Acordam no Tribunal da Relação de Coimbra (2ª Secção): I – RELATÓRIO J (…), A (…) e M (…) , intentam a presente ação especial de inabilitação por anomalia psíquica, contra JM (…), alegando, para o efeito, e em síntese: são, respetivamente, irmãos germanos e sobrinho do requerido, e este, fruto da anomalia psíquica permanente de que padece – psicose maníaco depressiva grave/doença bipolar – encontra-se impossibilitado de reger por si só a sua pessoa e bens, pelo que pugnam, para além da sua inabilitação provisória imediata, pela sua inabilitação; o requerido encontra-se reformado por força da sua doença mental, não exercendo qualquer atividade empresarial ou de mera gestão corrente há mais de 20 anos, encontrando-se desde há muitos anos sob medicação, com períodos de internamento, e com a progressiva deterioração das capacidades intelectuais e cognitivas; o requerido desde sempre que vem praticando atos de benemerência, em períodos de crise psíquica, com o desejo de doar um terreno com 7.000 m2 ao CR (...) desejo de doação da sua quota-parte da sociedade “C (…), Lda.”, de determinadas máquinas de uma secção da mesma, de pretender casar com a sua companheira em Albufeira, pretender fazer doações em numerário aos sobrinhos, pretender doar apartamentos aos sobrinhos netos e manifestar vontade de doar um jeep a cada um dos seus funcionários, em número de 150 a 200 unidades, tendo para o efeito redigido o respetivo contrato-promessa, sendo que muitos negócios não se realizaram por oposição dos potenciais beneficiários.
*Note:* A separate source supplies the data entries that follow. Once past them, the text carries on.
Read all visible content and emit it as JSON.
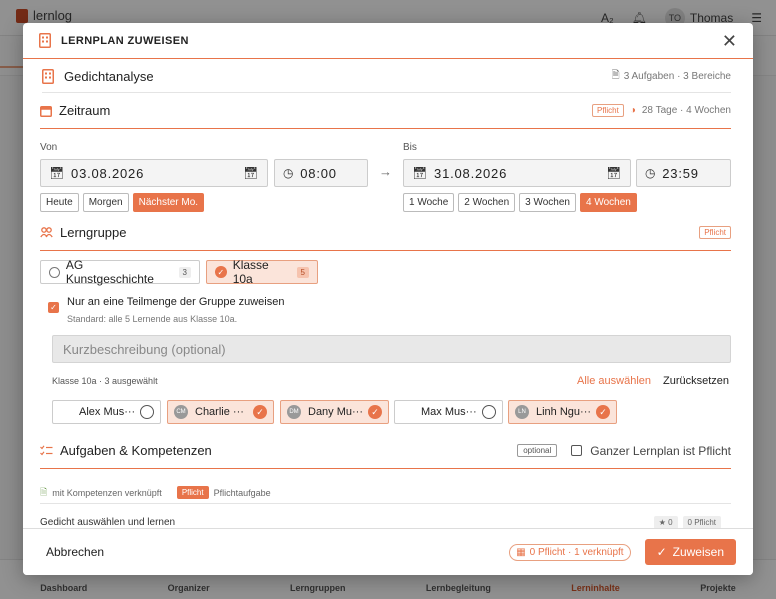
{
  "background": {
    "logo": "lernlog",
    "user_initials": "TO",
    "user_name": "Thomas",
    "nav": [
      "Dashboard",
      "Organizer",
      "Lerngruppen",
      "Lernbegleitung",
      "Lerninhalte",
      "Projekte"
    ]
  },
  "modal": {
    "title": "LERNPLAN ZUWEISEN",
    "plan_name": "Gedichtanalyse",
    "plan_meta": "3 Aufgaben · 3 Bereiche"
  },
  "zeitraum": {
    "title": "Zeitraum",
    "badge": "Pflicht",
    "duration": "28 Tage · 4 Wochen",
    "von_label": "Von",
    "bis_label": "Bis",
    "von_date": "03.08.2026",
    "von_time": "08:00",
    "bis_date": "31.08.2026",
    "bis_time": "23:59",
    "von_quick": [
      "Heute",
      "Morgen",
      "Nächster Mo."
    ],
    "bis_quick": [
      "1 Woche",
      "2 Wochen",
      "3 Wochen",
      "4 Wochen"
    ]
  },
  "lerngruppe": {
    "title": "Lerngruppe",
    "badge": "Pflicht",
    "groups": [
      {
        "name": "AG Kunstgeschichte",
        "count": "3"
      },
      {
        "name": "Klasse 10a",
        "count": "5"
      }
    ],
    "subset_label": "Nur an eine Teilmenge der Gruppe zuweisen",
    "subset_hint": "Standard: alle 5 Lernende aus Klasse 10a.",
    "desc_placeholder": "Kurzbeschreibung (optional)",
    "selection_info": "Klasse 10a · 3 ausgewählt",
    "select_all": "Alle auswählen",
    "reset": "Zurücksetzen",
    "members": [
      {
        "initials": "",
        "name": "Alex Mus···"
      },
      {
        "initials": "CM",
        "name": "Charlie ···"
      },
      {
        "initials": "DM",
        "name": "Dany Mu···"
      },
      {
        "initials": "",
        "name": "Max Mus···"
      },
      {
        "initials": "LN",
        "name": "Linh Ngu···"
      }
    ]
  },
  "aufgaben": {
    "title": "Aufgaben & Kompetenzen",
    "badge": "optional",
    "whole_plan_label": "Ganzer Lernplan ist Pflicht",
    "legend_linked": "mit Kompetenzen verknüpft",
    "legend_pflicht_badge": "Pflicht",
    "legend_pflicht_text": "Pflichtaufgabe",
    "first_task": "Gedicht auswählen und lernen",
    "first_task_stars": "★ 0",
    "first_task_pflicht": "0 Pflicht"
  },
  "footer": {
    "cancel": "Abbrechen",
    "summary": "0 Pflicht · 1 verknüpft",
    "submit": "Zuweisen"
  },
  "colors": {
    "accent": "#e8744a",
    "accent_light": "#fbe4da"
  }
}
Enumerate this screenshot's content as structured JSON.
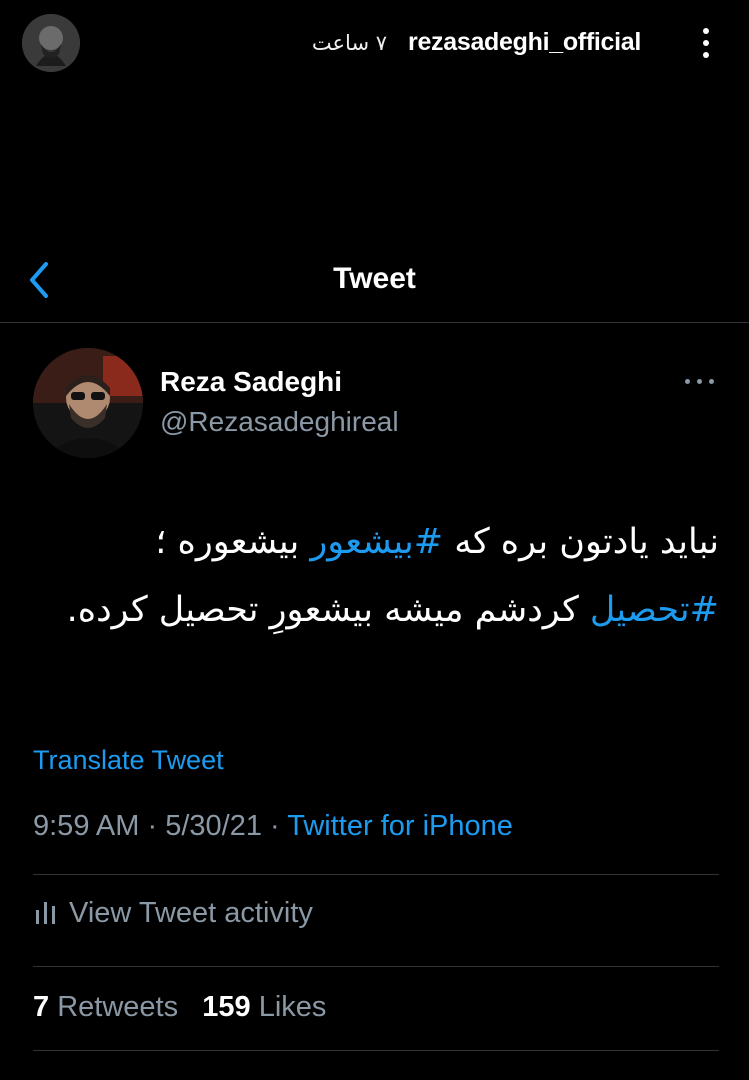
{
  "story": {
    "username": "rezasadeghi_official",
    "time_ago": "۷ ساعت",
    "avatar_icon": "profile-photo-icon",
    "more_icon": "vertical-ellipsis-icon"
  },
  "tweet_nav": {
    "back_icon": "chevron-left-icon",
    "title": "Tweet"
  },
  "author": {
    "name": "Reza Sadeghi",
    "handle": "@Rezasadeghireal",
    "more_icon": "horizontal-ellipsis-icon"
  },
  "tweet": {
    "text_part1": "نباید یادتون بره که ",
    "hashtag1": "#بیشعور",
    "text_part2": " بیشعوره ؛ ",
    "hashtag2": "#تحصیل",
    "text_part3": " کردشم میشه بیشعورِ تحصیل کرده.",
    "translate_label": "Translate Tweet",
    "time": "9:59 AM",
    "date": "5/30/21",
    "separator": "·",
    "source": "Twitter for iPhone",
    "activity_label": "View Tweet activity",
    "activity_icon": "bar-chart-icon"
  },
  "stats": {
    "retweets_count": "7",
    "retweets_label": "Retweets",
    "likes_count": "159",
    "likes_label": "Likes"
  },
  "colors": {
    "background": "#000000",
    "accent": "#1d9bf0",
    "secondary_text": "#8b98a5",
    "divider": "#2f3336"
  }
}
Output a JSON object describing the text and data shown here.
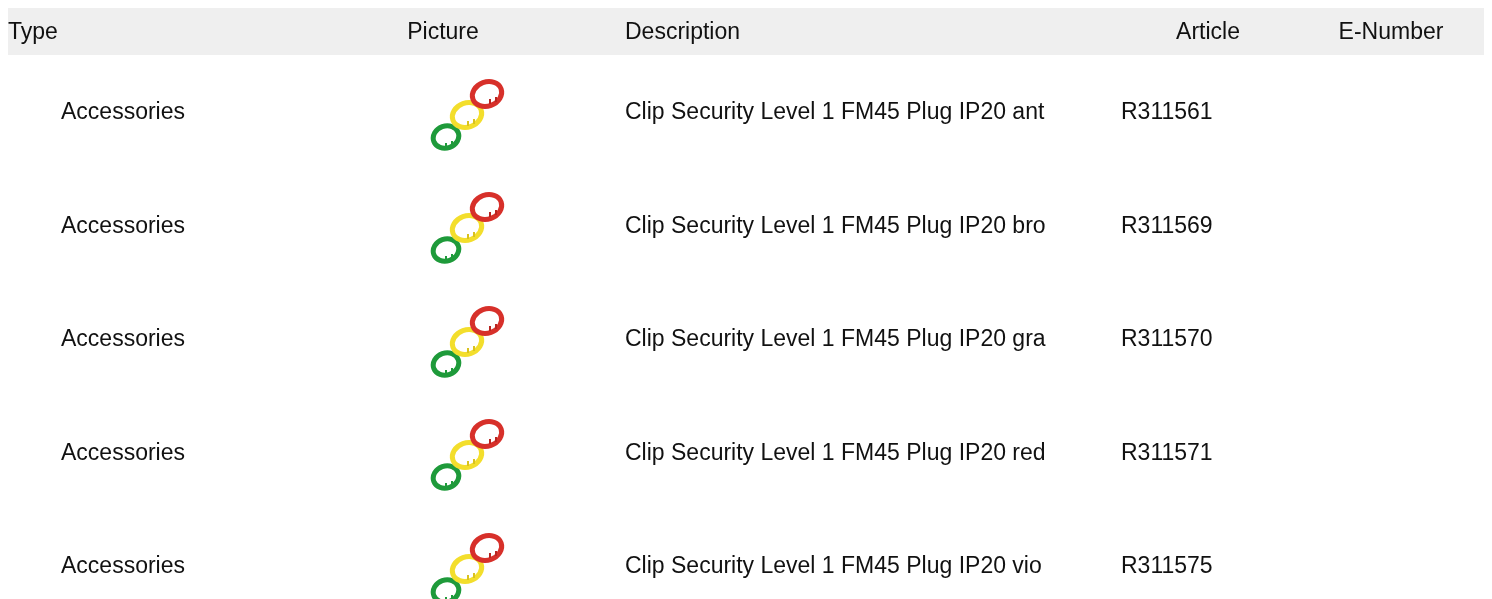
{
  "table": {
    "columns": [
      "Type",
      "Picture",
      "Description",
      "Article",
      "E-Number"
    ],
    "rows": [
      {
        "type": "Accessories",
        "description": "Clip Security Level 1 FM45 Plug IP20 ant",
        "article": "R311561"
      },
      {
        "type": "Accessories",
        "description": "Clip Security Level 1 FM45 Plug IP20 bro",
        "article": "R311569"
      },
      {
        "type": "Accessories",
        "description": "Clip Security Level 1 FM45 Plug IP20 gra",
        "article": "R311570"
      },
      {
        "type": "Accessories",
        "description": "Clip Security Level 1 FM45 Plug IP20 red",
        "article": "R311571"
      },
      {
        "type": "Accessories",
        "description": "Clip Security Level 1 FM45 Plug IP20 vio",
        "article": "R311575"
      }
    ]
  }
}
Concluem, aduzindo que o requerido não é habitualmente pródigo mas incorre, por tendência, em excessos patrimoniais, pelo que pugnam, para sua proteção, pela sua inabilitação, devendo, por conseguinte, ser representado por um curador a fim de lhe administrar todo o seu património, bem como a prática dos atos de natureza pessoal de carácter familiar.

O requerido apresentou contestação, alegando, em síntese: padece de uma doença de foro neurológico, hereditária, do tipo “psicose”, não o impedindo de exercer de forma proveitosa e bem sucedida a sua atividade industrial, pelo que não padece de anomalia psíquica que o impeça de reger a sua pessoa e bens.

tal doença não tem carácter permanente, manifestando-se com intervalos de muitos meses ou anos, recorrendo espontaneamente ao médico adequado que lhe prescreve a adequada medicação e que respeita escrupulosamente, com auxílio de terceiros; sofreu períodos de internamento, por sua iniciativa, e quando não tinha auxílio de terceiros para o auxiliar na terapêutica, reconhecendo os sintomas iniciais da doença e, consequentemente, suspendendo qualquer atividade.

sempre foi contido nos seus gastos quotidianos, e seguindo o caminho do seu pai, foi um filantropo e benemérito, tendo após o 25 de Abril de 1974 oferecido uma bicicleta a todos os seus funcionários, adquiriu para a ARCIL o edifício para as suas instalações e reconstruiu-o, impulsionou a Fanfarra B (...), concedeu-lhe um donativo anual e emprestou o terreno para o CR (...); os jeeps que pretende oferecer aos seus trabalhadores visa recompensá-los pelo seu esforço e dedicação, e cuja decisão vem sendo ao longo do tempo ponderada, manifestando os requerentes oposição ao negócio, pelo que o referido negócio se encontra em suspenso.

Procedeu-se ao interrogatório judicial e exame pericial do requerido, o qual concluiu que o estado psicopatológico apresentado pelo requerido, “que lhe vem condicionando a capacidade de gerir/e ou dispor dos seus bens, deverá revelar para efeitos de requerimento da sua eventual inabilitação/interdição por anomalia psíquica”.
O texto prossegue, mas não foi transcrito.